Charlotte Osgood Mason






Charlotte Osgood Mason was one of many white patrons who subsidized the careers of such artists as Zora Neale Hurston, Langston Hughes, and Alain Locke. Considered a "woman of volatile temperament and sometimes arresting ideas," Mason frequently insisted that her beneficiaries addressed her as "Godmother."



Carl Van Vechten






Carl Van Vechten was another principle--and highly visible--patron of the Harlem Renaissance. Initially a music critic and essayist, Van Vechten became closely associated with many of the African American writers who emerged from the Renaissance, including Langston Hughes, Wallace Thurman, and later, Richard Wright. During and well after the Harlem Renaissance reached its peak, Van Vechten took up photography of many of the most notable figures of that time and later. His personal papers are held at the Beinecke Library at Yale, where a collection of over 1800 Kodachrome slides of his photographs is held and featured at this, Library of Congress site.



Jessie Fauset






Phi Beta Kappa graduate of Cornell University, Jessie Fauset published four novels--including her most acclaimed, There is Confusion before becoming the literary editor of the NAACP's The Crisis magazine from 1919-1926.



Arthur Schomburg






Of Puerto Rican and German descent, Arthur Schomberg was born in Santurce, Puerto Rico in 1874. While in primary school, a teacher claimed that African Americans had 'no history.' Schomburg set out to prove her wrong.
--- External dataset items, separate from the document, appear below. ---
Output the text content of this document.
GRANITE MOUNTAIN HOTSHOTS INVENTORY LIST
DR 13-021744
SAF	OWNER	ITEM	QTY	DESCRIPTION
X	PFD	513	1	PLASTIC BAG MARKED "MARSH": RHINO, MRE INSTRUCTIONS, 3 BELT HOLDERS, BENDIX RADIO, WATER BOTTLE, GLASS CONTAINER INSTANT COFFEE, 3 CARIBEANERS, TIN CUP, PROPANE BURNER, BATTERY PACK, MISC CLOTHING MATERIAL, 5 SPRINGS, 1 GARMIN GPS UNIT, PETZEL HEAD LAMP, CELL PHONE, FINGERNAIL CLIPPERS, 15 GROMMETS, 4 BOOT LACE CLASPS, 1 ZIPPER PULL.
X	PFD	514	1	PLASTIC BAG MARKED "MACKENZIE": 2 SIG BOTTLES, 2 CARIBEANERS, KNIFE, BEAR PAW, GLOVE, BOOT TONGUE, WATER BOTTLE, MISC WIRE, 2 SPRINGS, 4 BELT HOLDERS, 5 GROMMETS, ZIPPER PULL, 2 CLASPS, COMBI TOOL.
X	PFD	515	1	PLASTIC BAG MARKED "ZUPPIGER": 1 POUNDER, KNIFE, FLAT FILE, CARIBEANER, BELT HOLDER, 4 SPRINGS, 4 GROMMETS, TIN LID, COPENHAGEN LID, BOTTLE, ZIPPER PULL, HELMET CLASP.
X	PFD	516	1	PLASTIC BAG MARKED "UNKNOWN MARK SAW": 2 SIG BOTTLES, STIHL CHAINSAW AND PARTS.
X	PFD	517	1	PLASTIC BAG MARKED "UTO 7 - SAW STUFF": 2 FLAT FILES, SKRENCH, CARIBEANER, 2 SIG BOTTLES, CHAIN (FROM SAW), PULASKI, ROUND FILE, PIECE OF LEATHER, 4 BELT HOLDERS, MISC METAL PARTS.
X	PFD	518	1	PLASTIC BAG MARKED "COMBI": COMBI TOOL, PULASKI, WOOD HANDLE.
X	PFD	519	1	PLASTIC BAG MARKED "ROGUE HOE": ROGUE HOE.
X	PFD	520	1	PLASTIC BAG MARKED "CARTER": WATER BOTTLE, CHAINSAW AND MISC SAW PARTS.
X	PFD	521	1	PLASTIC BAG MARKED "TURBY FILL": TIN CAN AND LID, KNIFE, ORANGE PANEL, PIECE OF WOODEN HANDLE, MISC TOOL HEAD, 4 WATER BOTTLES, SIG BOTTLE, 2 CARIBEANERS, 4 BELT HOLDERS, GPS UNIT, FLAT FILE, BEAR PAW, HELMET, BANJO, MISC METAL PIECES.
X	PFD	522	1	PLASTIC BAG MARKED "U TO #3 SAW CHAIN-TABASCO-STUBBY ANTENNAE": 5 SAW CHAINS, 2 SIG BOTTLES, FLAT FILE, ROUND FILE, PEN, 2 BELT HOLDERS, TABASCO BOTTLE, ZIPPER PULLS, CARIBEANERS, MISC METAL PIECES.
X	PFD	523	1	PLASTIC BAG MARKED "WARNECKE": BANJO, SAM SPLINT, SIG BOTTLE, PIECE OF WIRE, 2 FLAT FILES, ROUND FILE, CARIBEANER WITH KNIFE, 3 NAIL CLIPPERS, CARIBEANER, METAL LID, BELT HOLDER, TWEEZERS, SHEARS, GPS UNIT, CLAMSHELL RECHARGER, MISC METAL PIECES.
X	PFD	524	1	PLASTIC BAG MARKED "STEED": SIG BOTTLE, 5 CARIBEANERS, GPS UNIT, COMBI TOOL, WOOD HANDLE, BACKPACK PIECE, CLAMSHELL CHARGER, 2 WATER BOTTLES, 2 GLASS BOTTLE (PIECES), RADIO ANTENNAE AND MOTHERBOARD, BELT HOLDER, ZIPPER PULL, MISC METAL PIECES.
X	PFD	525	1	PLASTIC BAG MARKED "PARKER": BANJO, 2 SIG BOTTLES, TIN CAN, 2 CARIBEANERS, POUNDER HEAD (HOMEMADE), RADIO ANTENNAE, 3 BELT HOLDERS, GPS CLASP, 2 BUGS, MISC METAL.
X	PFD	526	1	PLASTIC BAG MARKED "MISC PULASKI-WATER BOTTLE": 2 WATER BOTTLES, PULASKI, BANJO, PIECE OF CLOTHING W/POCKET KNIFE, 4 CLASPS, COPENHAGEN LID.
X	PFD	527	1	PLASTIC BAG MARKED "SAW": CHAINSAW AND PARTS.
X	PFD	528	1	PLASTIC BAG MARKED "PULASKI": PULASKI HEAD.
He devoted most of his adult life to archiving, recording black history that included slave narratives, literature and art, that now comprises the Arthur Schomburg Center for Research in Black Culture at the Harlem branch of the New York Public Library (1).


W.E.B. Dubois

photo from this site.

Considered the "Father of the Harlem Renaissance," William Burqhardt Dubois was a scholar, philosopher, journalist, and educator whose groundbreaking publication, The Souls of Black Folk offered an unprecedented look at the particularized struggles of African Americans in the 20th century. Co-founder of the NAACP and editor of its literary arm, The Crisis, Dubois helped to spearhead the careers of such writers and poets as Countee Cullen and Sterling A. Brown, while he examined the nature of "Double Consciousness," "The Veil," and encouraged African Americans to think of themselves as belonging to a global community.